1 research outputs found
Distributed Adaptive Reinforcement Learning: A Method for Optimal Routing
In this paper, a learning-based optimal transportation algorithm for
autonomous taxis and ridesharing vehicles is presented. The goal is to design a
mechanism to solve the routing problem for multiple autonomous vehicles and
multiple customers in order to maximize the transportation company's profit. As
a result, each vehicle selects the customer whose request maximizes the
company's profit in the long run. To solve this problem, the system is modeled
as a Markov Decision Process (MDP) using past customers data. By solving the
defined MDP, a centralized high-level planning recommendation is obtained,
where this offline solution is used as an initial value for the real-time
learning. Then, a distributed SARSA reinforcement learning algorithm is
proposed to capture the model errors and the environment changes, such as
variations in customer distributions in each area, traffic, and fares, thereby
providing optimal routing policies in real-time.
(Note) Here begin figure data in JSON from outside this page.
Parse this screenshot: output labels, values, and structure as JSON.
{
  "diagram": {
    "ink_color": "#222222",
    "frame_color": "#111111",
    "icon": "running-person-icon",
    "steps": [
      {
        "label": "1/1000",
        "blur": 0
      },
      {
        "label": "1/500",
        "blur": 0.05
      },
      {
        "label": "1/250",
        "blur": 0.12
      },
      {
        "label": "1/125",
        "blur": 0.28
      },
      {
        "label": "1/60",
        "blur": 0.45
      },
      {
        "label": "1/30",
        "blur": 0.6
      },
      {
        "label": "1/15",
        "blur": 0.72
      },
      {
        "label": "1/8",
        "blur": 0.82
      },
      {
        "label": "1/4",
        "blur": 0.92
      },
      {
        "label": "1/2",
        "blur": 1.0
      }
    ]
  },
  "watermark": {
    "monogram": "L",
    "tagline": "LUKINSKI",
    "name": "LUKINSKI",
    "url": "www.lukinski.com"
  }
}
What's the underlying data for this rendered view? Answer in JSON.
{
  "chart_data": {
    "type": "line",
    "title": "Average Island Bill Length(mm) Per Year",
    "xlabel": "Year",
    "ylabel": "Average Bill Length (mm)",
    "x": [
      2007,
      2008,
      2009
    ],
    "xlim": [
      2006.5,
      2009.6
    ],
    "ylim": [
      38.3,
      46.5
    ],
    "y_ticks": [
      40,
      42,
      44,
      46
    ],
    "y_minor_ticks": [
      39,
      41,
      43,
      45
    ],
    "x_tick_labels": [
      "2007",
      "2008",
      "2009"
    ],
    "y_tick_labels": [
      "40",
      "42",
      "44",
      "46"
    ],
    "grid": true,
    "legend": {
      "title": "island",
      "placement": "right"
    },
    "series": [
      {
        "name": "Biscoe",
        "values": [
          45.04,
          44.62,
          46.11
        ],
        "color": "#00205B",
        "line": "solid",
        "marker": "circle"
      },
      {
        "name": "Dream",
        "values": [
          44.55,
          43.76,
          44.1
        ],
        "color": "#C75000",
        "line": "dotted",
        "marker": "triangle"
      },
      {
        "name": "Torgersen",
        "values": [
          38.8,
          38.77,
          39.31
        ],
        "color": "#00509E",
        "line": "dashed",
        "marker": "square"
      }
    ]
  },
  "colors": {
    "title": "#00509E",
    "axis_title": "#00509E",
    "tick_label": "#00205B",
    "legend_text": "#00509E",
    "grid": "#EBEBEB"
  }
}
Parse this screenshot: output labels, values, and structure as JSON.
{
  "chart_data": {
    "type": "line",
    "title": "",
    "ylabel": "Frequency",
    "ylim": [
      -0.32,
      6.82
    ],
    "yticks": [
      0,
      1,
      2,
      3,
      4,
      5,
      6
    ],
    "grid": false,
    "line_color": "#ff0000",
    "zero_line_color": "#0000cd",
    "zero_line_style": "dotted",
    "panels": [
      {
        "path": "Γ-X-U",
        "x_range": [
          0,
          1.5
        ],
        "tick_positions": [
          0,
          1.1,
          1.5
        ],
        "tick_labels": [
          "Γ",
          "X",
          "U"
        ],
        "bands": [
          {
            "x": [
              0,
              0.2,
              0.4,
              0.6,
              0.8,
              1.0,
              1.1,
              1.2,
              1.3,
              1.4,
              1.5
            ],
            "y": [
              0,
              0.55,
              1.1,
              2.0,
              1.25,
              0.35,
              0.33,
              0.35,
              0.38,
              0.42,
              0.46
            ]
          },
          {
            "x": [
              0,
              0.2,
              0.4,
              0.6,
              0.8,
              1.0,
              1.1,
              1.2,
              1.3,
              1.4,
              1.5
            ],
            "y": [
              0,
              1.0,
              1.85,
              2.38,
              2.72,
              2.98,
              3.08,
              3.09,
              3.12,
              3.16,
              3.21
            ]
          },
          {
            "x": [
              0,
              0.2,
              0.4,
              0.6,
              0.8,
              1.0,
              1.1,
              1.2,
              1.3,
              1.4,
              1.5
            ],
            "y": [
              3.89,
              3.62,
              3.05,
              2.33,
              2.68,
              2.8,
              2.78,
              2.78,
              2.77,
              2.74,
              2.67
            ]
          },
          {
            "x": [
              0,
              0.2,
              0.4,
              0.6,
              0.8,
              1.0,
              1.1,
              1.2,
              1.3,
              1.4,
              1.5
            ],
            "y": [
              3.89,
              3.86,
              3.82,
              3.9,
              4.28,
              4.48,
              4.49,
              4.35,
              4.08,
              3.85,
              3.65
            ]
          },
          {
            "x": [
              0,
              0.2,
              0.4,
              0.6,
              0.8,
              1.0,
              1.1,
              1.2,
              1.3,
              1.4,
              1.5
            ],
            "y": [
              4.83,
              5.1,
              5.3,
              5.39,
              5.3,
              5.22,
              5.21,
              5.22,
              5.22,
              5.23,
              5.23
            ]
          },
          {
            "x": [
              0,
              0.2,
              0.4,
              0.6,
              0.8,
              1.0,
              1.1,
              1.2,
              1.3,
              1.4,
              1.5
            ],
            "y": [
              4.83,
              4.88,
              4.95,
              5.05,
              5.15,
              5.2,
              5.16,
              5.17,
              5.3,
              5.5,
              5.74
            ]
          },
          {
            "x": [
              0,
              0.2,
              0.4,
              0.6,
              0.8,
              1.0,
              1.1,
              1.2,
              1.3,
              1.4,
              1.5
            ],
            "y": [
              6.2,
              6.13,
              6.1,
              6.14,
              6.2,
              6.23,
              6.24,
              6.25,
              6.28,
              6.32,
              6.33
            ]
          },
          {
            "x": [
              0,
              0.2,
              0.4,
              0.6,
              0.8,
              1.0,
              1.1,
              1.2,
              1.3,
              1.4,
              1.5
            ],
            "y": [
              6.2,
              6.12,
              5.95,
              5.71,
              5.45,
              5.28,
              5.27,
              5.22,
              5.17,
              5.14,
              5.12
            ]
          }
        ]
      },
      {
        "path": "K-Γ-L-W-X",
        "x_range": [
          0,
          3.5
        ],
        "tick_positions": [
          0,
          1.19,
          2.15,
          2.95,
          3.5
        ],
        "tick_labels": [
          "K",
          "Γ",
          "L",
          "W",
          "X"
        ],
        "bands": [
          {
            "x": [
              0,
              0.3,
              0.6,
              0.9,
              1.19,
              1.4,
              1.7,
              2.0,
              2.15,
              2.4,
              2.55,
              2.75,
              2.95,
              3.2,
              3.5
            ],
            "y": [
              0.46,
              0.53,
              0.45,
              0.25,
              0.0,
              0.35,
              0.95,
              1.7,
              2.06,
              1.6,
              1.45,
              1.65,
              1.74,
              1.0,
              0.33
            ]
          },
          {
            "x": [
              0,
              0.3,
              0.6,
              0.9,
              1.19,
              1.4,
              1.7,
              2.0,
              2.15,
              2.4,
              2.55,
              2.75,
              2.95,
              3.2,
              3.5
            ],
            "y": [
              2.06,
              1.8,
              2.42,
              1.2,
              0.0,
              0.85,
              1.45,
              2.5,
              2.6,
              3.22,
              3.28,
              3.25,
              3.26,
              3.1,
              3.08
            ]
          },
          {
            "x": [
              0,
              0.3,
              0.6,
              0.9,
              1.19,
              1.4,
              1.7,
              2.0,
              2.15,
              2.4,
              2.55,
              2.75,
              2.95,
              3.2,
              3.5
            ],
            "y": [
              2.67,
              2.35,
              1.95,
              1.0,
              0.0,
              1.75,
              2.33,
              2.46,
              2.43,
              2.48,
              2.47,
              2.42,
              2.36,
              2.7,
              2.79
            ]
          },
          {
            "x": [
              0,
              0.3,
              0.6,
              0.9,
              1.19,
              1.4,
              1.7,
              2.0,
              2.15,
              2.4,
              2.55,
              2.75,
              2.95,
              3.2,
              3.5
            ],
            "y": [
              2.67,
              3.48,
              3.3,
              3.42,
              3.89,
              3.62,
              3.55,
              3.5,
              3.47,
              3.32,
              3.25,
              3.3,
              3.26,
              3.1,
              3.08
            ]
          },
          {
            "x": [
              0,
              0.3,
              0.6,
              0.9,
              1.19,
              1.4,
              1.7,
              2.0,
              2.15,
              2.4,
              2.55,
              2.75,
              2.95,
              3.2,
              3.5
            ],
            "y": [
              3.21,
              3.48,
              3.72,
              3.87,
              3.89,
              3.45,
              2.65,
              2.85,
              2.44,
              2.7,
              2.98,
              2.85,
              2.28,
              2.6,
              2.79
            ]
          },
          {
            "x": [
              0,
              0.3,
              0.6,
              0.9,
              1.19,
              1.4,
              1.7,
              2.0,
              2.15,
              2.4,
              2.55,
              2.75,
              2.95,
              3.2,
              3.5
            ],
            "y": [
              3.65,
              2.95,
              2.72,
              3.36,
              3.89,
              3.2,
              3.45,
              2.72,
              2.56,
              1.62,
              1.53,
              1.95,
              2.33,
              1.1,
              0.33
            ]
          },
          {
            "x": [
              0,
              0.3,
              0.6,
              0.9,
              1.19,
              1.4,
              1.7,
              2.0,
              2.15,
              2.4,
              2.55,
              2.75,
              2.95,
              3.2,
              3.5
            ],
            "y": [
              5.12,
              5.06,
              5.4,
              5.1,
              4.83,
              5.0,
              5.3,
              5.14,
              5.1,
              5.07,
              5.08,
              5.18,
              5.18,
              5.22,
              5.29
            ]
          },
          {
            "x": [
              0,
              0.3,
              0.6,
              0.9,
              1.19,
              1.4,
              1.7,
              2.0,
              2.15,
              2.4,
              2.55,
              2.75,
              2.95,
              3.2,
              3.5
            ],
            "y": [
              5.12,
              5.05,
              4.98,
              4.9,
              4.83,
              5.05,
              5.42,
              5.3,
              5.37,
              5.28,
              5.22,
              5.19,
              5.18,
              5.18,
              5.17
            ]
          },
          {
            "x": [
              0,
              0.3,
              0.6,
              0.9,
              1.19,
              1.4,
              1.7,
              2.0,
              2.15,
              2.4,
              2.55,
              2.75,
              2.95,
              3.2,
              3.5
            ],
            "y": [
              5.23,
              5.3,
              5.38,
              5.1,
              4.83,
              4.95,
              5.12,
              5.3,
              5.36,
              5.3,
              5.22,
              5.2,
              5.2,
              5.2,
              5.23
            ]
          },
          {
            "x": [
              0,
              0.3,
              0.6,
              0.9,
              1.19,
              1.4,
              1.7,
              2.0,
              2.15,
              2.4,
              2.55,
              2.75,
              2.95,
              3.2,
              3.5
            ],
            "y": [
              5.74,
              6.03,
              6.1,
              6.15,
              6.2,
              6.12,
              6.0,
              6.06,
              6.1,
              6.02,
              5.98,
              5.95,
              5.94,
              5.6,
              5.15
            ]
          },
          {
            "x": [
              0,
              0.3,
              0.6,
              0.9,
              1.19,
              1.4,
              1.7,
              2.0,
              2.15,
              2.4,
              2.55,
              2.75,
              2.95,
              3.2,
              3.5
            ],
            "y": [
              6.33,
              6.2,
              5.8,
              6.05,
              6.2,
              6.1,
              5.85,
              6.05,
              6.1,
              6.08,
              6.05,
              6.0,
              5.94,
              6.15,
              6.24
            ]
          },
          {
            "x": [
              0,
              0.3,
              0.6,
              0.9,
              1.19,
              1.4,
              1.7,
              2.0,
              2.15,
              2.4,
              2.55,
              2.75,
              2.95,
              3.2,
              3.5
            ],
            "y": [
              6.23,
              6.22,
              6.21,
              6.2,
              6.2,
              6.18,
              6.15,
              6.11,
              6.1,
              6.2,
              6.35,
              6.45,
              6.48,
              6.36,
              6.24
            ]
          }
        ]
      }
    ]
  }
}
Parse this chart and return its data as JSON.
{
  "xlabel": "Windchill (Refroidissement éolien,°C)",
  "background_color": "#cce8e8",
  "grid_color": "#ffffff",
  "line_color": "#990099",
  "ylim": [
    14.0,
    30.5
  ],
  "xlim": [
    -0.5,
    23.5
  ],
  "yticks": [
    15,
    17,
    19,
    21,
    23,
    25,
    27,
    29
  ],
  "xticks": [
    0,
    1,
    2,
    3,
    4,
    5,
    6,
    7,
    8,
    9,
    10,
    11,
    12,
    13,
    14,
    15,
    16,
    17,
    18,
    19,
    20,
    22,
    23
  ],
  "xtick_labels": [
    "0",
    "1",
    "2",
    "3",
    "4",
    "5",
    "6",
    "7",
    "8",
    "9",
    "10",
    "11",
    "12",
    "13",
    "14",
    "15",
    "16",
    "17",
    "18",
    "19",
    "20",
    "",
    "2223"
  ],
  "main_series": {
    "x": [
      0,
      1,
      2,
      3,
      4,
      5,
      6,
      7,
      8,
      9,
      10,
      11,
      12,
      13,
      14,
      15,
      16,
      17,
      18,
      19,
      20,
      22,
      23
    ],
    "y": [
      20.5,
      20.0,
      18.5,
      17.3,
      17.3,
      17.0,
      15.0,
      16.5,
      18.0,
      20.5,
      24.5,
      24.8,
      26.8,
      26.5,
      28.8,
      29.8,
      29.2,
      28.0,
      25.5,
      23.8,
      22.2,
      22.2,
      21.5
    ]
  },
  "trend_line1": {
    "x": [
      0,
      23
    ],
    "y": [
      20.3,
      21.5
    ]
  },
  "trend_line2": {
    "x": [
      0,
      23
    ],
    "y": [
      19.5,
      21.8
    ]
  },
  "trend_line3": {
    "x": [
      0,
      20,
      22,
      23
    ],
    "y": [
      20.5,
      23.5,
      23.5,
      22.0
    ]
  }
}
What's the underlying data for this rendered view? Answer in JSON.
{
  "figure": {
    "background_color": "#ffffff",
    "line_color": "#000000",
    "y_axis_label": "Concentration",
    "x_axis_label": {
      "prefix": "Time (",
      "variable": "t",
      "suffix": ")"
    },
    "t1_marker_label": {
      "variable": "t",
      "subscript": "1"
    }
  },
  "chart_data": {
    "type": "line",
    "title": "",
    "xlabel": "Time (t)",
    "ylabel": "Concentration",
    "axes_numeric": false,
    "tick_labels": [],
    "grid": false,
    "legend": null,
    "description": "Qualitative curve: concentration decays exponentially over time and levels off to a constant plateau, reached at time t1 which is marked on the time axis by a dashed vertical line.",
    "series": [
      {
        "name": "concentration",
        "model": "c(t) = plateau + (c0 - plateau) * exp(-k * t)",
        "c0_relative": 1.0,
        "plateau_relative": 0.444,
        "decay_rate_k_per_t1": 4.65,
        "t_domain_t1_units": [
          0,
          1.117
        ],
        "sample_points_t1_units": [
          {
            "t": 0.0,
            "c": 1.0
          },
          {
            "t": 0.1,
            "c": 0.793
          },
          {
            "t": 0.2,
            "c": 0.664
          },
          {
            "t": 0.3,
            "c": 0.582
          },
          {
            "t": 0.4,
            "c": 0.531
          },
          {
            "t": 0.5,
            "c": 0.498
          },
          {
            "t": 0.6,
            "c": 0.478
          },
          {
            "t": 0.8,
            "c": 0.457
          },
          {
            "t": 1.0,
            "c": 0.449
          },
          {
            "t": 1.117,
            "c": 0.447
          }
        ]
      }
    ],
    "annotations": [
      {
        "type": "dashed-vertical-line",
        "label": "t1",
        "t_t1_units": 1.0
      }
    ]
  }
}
Vehicles, or agents, use only
their local information and interaction, such as current passenger requests and
estimates of neighbors' tasks and their optimal actions, to obtain the optimal
policies in a distributed fashion. An optimal adaptive rate is introduced to
make the distributed SARSA algorithm capable of adapting to changes in the
environment and tracking the time-varying optimal policies. Furthermore, a
game-theory-based task assignment algorithm is proposed, where each agent uses
the optimal policies and their values from distributed SARSA to select its
customer from the set of local available requests in a distributed manner.
Finally, the customers data provided by the city of Chicago is used to validate
the proposed algorithms